A little-known provision in the Congressional Review Act (CRA) could bring about significant red-tape reduction. The Obama administration’s zeal for overregulation could backfire, as I’ve explained here before:

The CRA requires the agency behind a rule to issue a report on it to Congress, which has 60 days to act to block it after its either published or Congress receives that report, whichever happens later.

That’s key because the Obama administration chose not to issue reports on those rules.
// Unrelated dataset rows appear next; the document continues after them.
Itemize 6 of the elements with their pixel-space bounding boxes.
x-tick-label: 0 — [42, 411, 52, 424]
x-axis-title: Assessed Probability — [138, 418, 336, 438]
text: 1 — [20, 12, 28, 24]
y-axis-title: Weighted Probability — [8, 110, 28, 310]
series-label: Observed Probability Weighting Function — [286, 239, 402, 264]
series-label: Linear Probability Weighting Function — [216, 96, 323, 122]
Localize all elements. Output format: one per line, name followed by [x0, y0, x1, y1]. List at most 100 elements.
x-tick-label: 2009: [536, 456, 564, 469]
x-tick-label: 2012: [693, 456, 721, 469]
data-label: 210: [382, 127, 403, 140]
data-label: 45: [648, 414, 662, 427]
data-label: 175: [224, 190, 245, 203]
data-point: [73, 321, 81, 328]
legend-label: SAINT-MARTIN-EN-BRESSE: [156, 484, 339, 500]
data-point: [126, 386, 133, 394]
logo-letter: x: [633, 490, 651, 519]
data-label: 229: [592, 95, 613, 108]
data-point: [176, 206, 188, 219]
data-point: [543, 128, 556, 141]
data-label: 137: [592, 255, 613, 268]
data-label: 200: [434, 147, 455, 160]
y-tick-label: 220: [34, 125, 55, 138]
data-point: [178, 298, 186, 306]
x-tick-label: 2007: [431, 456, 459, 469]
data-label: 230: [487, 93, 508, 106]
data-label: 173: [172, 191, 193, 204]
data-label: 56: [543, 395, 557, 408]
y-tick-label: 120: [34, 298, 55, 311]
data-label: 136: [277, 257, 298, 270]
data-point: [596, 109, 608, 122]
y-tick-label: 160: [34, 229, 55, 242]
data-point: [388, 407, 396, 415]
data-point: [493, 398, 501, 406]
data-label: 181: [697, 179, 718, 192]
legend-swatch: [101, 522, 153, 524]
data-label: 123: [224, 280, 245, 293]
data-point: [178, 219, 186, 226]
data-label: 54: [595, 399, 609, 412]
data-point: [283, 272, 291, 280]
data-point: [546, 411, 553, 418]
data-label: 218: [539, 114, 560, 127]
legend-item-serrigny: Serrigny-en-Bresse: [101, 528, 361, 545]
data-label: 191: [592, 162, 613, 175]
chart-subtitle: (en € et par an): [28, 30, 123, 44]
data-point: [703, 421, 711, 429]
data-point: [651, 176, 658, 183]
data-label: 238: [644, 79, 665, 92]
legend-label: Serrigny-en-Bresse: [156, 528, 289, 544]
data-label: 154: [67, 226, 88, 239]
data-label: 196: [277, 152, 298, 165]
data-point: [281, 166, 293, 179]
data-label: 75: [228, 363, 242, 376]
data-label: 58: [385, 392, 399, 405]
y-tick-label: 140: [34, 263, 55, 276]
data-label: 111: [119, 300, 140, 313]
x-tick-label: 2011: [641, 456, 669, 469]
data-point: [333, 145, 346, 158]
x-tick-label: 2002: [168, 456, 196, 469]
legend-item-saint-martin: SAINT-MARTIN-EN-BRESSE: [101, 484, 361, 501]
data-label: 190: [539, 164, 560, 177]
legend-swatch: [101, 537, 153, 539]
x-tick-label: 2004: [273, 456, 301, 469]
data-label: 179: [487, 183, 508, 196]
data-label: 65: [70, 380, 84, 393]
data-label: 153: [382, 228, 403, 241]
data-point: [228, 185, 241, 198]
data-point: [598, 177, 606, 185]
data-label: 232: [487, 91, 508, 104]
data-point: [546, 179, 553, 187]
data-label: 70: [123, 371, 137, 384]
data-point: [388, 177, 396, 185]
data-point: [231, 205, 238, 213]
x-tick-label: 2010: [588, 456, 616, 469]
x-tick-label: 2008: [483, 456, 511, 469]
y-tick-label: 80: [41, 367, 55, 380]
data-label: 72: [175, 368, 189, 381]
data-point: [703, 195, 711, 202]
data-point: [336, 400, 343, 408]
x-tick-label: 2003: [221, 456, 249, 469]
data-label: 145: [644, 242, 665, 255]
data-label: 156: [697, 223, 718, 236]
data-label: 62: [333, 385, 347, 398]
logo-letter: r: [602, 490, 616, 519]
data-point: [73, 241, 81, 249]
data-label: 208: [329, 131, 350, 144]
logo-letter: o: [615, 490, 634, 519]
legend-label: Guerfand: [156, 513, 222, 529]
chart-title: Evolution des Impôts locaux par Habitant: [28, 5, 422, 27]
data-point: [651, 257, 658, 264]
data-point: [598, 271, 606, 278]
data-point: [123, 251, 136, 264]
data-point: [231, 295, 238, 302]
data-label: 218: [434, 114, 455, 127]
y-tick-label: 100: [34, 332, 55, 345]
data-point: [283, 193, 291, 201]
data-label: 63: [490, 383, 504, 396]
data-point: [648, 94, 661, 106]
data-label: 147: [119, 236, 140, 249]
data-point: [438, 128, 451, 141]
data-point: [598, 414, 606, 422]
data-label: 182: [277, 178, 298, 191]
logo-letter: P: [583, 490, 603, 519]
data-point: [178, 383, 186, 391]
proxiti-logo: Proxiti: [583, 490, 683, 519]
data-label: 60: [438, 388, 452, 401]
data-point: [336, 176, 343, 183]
So the clock on them hasn’t even started yet.

Susan Dudley, director of the George Washington University Regulatory Studies Center, writes about that in Forbes:

According to Curtis Copeland, author of a study prepared for the Administrative Conference of the United States, “federal agencies have not submitted hundreds of final rules to GAO or Congress in recent years, and therefore those rules are technically not in effect.” PLF’s “Red Tape Rollback” project argues that this means “the Trump administration can go back over all the unsubmitted, burdensome rules issued since 1996 and belatedly submit them to Congress for its disapproval.” They are calling this “CRA 2.0.” If the new administration and Congress were to work together in this way, not only would those regulations be overturned, but the issuing agency would be prevented from publishing anything substantially similar.

Dudley goes on to discuss two more uses of the CRA: the Trump administration could (quoting PLF), “in many cases, simply publish notice that a rule not in effect is being abandoned, reevaluated, or potentially modified.” Also, “Attorneys whose clients are facing enforcement actions, permit denials, or other government proceedings could argue in court that the applicable regulation is not effective, since it never went through CRA review.”